Clouseau, with a pencil perched behind his ear, shouted in perfect English: “Mr. President, if you had to choose between being a giant robot with laser beam eyes, or a fuzzy little bunny with floppy ears, what would you be?”

“I would like to be a fuzzy bunny. I’ve been told I have big ears, but they’re not floppy and fuzzy,” the president quipped.

The above example was lighthearted, but the question can become part of the news in more serious stations, as well.

When a 2-year-old was mauled to death by wild dogs at the Pittsburgh Zoo in 2012, a zoo official who is probably more used to delivering cheerful news about frolicking polar bears and baby elephants faced some unusually aggressive questions from a reporter. She is quoted as saying “There is no such thing as a failproof exhibit,” which, out of context, could be seen as harsh or dismissive of the tragic loss of a human life.

In order to avoid the potential misunderstanding, a journalist is ethically obligated to be proactive, describing the situation, so that the readers can put the quote in its proper context.

Good ExampleOne reporter asked Baker whether she took responsibility for not creating a fail-proof exhibit.

“Life is full of risk,” she said. “There’s no failproof part of risk in life. We do everything we possibly can and evaluate it every day. The safety not only of our visitors but our staff as well. We work with wild animals, we work with dangerous animals every day.”

The reporter interrupted and pressed her: Do you take responsibility for not creating a failproof exhibit?

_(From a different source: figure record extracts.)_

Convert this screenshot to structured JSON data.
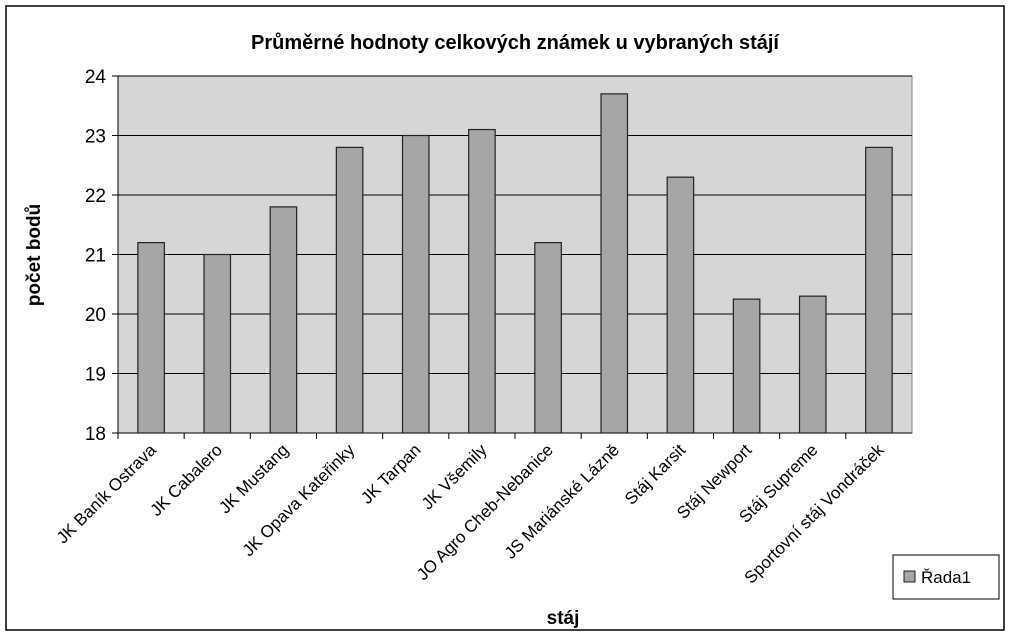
{
  "chart_data": {
    "type": "bar",
    "title": "Průměrné hodnoty celkových známek u vybraných stájí",
    "x_label": "stáj",
    "y_label": "počet bodů",
    "categories": [
      "JK Baník Ostrava",
      "JK Cabalero",
      "JK Mustang",
      "JK Opava Kateřinky",
      "JK Tarpan",
      "JK Všemily",
      "JO Agro Cheb-Nebanice",
      "JS Mariánské Lázně",
      "Stáj Karsit",
      "Stáj Newport",
      "Stáj Supreme",
      "Sportovní stáj Vondráček"
    ],
    "series": [
      {
        "name": "Řada1",
        "color": "#a6a6a6",
        "values": [
          21.2,
          21.0,
          21.8,
          22.8,
          23.0,
          23.1,
          21.2,
          23.7,
          22.3,
          20.25,
          20.3,
          22.8
        ]
      }
    ],
    "ylim": [
      18,
      24
    ],
    "yticks": [
      18,
      19,
      20,
      21,
      22,
      23,
      24
    ],
    "grid": true,
    "legend": "right"
  }
}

“There is no such thing as a failproof exhibit,” she said.

via UPDATE: Pittsburgh Zoo CEO says boy was killed by dogs, not fall – latimes.com.

The LA Times did not include the reporter’s question as a lazy way of introducing what happened next; rather, details about the way the question was asked provide important context — the zoo spokesperson was being pushed to make an extreme statement, and she pushed back a little. (Good for her! She’s doing her job.)